Libtorch CPP Api for Memory Format Channels Last

Background

I am have been using the pytorch on Android.
As mentioned in the following article link, the processing is faster on channel_last format, and in a real world use case, I have also observed the same affect, where the inference is faster on the channels last memory format.
Now for both the Android and Python libraries, there is a function to convert the input tensor to channels_last memory format.
Python:

x = x.to(memory_format=torch.channels_last)

Android (Kotlin):

val inputTensor = TensorImageUtils.bitmapToFloat32Tensor(
                bitmap,
                IMAGE_MEAN,
                IMAGE_STD,
                MemoryFormat.CHANNELS_LAST
            )

However, I now have a requirement of running the model in the Android NDK. That means I need to implement the inference in C++ using the libtorch library. However, I can’t find the function to do the memory format change to channels last.

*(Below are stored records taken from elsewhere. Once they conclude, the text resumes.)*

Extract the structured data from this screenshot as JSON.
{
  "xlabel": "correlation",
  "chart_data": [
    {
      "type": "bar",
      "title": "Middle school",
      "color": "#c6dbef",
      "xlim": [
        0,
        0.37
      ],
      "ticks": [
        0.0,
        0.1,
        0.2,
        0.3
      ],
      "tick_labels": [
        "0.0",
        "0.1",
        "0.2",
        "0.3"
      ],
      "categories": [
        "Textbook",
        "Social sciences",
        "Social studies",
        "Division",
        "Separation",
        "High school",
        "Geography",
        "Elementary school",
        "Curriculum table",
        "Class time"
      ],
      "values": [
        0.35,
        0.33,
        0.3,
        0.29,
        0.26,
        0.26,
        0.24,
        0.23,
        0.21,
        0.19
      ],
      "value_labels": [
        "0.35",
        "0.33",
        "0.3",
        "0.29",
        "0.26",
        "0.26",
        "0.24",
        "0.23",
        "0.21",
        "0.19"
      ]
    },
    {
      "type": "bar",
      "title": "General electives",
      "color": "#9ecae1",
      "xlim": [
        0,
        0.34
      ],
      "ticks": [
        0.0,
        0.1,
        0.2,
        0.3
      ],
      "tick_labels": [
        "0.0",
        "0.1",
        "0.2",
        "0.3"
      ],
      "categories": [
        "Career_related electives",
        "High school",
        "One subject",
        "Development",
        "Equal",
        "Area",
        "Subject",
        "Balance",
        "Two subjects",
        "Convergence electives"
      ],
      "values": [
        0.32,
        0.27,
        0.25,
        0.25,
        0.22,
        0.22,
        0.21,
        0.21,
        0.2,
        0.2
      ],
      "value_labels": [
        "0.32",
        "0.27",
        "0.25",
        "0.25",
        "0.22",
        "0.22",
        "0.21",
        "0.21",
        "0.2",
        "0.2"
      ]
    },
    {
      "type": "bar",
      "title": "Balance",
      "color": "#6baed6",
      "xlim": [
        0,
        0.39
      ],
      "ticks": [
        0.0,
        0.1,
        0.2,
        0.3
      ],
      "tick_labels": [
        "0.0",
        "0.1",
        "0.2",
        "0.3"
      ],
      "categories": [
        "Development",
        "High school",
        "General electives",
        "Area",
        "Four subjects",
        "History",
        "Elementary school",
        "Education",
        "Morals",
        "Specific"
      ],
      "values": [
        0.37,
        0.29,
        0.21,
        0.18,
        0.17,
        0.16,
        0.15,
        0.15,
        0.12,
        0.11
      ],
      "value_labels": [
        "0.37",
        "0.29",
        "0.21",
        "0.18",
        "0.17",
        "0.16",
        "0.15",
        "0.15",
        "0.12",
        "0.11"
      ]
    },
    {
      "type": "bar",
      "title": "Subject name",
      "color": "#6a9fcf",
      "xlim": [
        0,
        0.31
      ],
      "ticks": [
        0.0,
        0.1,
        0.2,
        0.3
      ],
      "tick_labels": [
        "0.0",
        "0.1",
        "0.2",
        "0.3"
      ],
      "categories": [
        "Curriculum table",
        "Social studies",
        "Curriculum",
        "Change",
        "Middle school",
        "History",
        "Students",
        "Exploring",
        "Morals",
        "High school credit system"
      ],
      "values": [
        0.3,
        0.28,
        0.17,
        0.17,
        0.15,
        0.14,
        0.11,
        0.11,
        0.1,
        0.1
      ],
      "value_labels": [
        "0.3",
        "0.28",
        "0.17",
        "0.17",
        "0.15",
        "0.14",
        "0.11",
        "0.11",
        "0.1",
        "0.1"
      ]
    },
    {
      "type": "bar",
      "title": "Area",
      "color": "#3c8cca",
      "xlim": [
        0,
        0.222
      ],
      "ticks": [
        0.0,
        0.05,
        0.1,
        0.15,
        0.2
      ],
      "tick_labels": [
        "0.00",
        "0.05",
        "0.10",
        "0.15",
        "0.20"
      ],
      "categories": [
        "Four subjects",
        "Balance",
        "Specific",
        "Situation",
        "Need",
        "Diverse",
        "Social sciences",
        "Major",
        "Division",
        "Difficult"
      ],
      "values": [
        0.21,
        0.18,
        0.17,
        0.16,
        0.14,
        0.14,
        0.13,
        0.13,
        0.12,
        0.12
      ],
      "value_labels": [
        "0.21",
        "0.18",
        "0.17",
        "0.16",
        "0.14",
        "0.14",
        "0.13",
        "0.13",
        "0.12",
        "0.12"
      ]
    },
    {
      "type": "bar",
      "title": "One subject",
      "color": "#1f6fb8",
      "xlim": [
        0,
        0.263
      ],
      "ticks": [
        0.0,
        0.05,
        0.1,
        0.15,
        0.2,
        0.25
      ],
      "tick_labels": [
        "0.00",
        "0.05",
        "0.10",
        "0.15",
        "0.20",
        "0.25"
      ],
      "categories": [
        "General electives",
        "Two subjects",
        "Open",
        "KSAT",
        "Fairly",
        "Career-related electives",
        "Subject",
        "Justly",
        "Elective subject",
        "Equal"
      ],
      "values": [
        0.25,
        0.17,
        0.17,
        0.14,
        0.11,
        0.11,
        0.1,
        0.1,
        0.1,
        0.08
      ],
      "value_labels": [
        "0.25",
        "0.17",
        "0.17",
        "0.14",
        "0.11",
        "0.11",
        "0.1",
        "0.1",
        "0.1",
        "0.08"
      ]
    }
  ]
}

This is what I am currently doing is the following in libtorch in C++:

cv::Mat image = imgP.clone();
        auto tensorImage = torch::from_blob(image.data, {1, image.rows, image.cols, 3}, torch::kByte).to(torch::kFloat32).permute({0, 3, 1, 2}).div(255.0);
tensorImage = tensorImage.to(torch::MemoryFormat::ChannelsLast);

Question: Is my apporach in C++ correct?

Yes, transforming the inputs and parameters should work as shown here.